Networking and delivery: - LB/Proxy: AWS ALB/NLB, GCP External/Internal LBs, Azure Application Gateway/Front Door. - CDN: AWS CloudFront, GCP Cloud CDN, Azure CDN. - DNS: Route 53, Cloud DNS, Azure DNS. - VPC/VNet, PrivateLink/Private Service Connect/Private Link Service for private connectivity.

Security and identity: - IAM: AWS IAM, GCP IAM, Azure RBAC. - Secrets/KMS: AWS Secrets Manager + KMS, GCP Secret Manager + KMS, Azure Key Vault. - mTLS/service identity: SPIRE, mesh integrations.

Observability: - AWS CloudWatch/X-Ray, GCP Cloud Monitoring/Trace/Logging, Azure Monitor/App Insights. - Managed OpenTelemetry collectors available across clouds.

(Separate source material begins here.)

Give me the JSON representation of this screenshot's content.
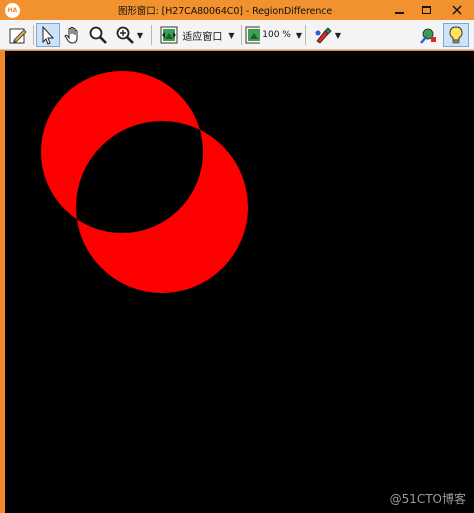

Data governance and DR: - Cross-region replication (S3/Cloud Storage/Blob); multi-region DB options (DynamoDB Global Tables, Spanner, Cosmos DB). - RTO/RPO planning; backups and point-in-time recovery.

Cost and egress: - Data egress charges between regions/clouds can dominate; colocate consumers with producers; use CDNs to reduce origin egress. - Pick managed services where possible to reduce ops toil; compare SLAs.

Interview prompts: - Design a multi-region read-local/write-global service on AWS—how do you use DynamoDB Global Tables and Route 53?